Ces différents types de projets sont en rapport étroit avec l'évolution de la théorie de la nation comme avec la gestion politique du problème des nationalités. Néanmoins ils sont loin d'en être le reflet direct: il y a une autonomie certaine des projets de langue planétaire du communisme triomphant.
C'est pourquoi je voudrais examiner ici d'un point de vue linguistique un projet de langue universelle du communisme, paru à Moscou en 1968: E. Svadost: Kak vozniknet vseobschij jazyk? [Comment prendra naissance la Langue universelle?] publié à Moscou par l'Institut de philosophie de l'Académie des Sciences de l'URSS.

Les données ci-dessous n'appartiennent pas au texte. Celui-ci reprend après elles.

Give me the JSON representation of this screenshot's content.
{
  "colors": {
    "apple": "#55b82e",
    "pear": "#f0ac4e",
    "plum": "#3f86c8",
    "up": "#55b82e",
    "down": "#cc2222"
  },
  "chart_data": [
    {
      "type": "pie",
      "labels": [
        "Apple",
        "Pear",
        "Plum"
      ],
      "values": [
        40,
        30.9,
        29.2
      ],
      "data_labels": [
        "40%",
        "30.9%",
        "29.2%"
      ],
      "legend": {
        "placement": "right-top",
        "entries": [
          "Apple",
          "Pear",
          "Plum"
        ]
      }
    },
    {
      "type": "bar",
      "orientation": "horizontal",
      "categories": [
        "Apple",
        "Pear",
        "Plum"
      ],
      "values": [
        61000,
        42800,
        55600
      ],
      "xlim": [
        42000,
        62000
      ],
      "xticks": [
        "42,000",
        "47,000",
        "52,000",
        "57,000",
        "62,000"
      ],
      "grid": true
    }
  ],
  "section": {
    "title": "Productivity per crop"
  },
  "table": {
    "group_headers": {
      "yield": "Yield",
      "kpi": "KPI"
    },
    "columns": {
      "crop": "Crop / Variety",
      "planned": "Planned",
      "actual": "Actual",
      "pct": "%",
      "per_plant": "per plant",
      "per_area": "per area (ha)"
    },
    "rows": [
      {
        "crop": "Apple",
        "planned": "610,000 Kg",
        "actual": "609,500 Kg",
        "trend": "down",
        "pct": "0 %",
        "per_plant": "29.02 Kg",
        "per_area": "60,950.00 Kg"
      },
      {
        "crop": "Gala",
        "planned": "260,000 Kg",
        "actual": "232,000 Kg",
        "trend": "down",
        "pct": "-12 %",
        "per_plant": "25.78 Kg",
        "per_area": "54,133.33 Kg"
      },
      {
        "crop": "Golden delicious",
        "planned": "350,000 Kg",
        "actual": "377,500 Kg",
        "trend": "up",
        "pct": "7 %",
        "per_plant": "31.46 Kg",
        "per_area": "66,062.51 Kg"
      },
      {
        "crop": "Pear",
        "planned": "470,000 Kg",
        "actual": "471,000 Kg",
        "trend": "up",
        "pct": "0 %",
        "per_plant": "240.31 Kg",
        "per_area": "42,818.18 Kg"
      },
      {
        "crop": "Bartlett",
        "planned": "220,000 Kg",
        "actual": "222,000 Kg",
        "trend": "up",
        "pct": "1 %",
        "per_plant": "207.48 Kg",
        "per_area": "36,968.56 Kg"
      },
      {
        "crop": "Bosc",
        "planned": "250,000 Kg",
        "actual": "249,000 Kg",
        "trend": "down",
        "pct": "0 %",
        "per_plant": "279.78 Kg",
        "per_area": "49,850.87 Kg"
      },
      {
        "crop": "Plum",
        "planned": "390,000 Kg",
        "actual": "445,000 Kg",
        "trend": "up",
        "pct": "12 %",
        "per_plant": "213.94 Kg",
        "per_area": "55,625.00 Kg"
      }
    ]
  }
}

Quelles étaient, dans l'URSS de 1968, les conditions de possibilité d'un discours sur la langue universelle? Pourquoi un projet de création de langue y était-il recevable, alors qu'il ne saurait en être question à la même époque en Europe occidentale?
Je voudrais chercher dans l'argumentation interne de l'ouvrage une réponse à la question suivante: qu'est-ce que la langue, pour qu'on puisse former le projet d'en créer une de toutes pièces?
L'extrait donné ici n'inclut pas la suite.